Cranley wondered out loud if City Council should withhold its $8.2 million annual support of the schools until the school board insists on greater accountability from its teachers.

After all, he said, two school board members - Rick Williams and Melanie Bates - have encouraged efforts by the Baptist Ministers Conference, the Amos Project and the Cincinnati Business Committee to withhold support for future tax levies for the same reason.

The school board's Harriet Russell told Cranley to butt out.

"This is not the time for public posturing and public blackmail," said Russell, the former president of the teachers union. "We don't come down to City Hall and tell you how to run your employee relations."

Cranley, wearing his best "what did I do?" expression, didn't back down. "I don't think we should be confined to talk about only those things we completely agree on," he said.

YOUR TAX MONEY: It cost $1,268 for the city's Division of Printing Services to copy 6,735 pages of financial records for the Cincinnati Human Relations Commission.
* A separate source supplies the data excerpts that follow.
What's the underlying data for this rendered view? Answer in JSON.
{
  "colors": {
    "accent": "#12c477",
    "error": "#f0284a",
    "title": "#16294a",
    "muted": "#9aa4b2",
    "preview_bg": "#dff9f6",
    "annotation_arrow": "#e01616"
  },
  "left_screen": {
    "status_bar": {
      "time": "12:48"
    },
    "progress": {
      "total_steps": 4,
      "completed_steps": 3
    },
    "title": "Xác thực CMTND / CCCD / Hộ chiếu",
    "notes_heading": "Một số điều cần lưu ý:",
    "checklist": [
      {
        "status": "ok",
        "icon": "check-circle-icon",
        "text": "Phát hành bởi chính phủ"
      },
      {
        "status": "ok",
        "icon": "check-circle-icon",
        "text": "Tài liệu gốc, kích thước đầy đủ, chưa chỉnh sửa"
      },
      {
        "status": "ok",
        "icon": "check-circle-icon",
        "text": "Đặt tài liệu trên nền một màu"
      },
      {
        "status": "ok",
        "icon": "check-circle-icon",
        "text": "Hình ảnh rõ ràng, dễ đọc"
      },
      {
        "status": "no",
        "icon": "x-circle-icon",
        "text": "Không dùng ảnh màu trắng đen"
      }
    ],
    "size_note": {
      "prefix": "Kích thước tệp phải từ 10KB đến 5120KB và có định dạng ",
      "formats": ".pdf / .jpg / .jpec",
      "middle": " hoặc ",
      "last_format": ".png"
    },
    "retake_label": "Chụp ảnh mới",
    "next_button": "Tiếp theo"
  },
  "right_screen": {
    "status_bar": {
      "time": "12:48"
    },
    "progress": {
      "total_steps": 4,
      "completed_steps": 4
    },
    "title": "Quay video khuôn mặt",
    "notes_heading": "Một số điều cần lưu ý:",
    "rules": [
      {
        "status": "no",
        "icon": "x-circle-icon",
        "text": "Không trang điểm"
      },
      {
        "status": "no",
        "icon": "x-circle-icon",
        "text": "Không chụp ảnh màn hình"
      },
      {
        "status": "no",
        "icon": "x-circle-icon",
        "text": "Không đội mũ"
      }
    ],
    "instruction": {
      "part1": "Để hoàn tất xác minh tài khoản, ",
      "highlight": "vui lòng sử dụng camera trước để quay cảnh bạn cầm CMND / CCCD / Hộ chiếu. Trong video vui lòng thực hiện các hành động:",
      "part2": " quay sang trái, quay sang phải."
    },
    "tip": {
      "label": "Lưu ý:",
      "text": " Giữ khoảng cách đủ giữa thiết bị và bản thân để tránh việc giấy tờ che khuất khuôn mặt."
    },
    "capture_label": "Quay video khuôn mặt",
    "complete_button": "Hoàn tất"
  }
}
That's more than 18 cents per page.

Human Relations Director Cecil Thomas said the tab was so high because the city had to send most of the work to a private shop after City Manager Valerie Lemmie - responding to council demands March 17 - declared the print job "a top priority."

Councilman Sam Malone is performing his personal audit of the organization.

COMINGS AND GOINGS: The city's "managed competition czar," Michele Kidd, has offered her resignation - just five months after being hired for the $85,000-a-year job.

What happened? Mayor Charlie Luken, in his State of the City speech, said "never mind" to Kidd's mission to save the city money through outsourcing. Kidd won't talk about her departure - but a supporter on City Council will.

"I'm not surprised she was frustrated," said Councilman David Pepper. "She was hired for a specific purpose, and then we took her purpose away."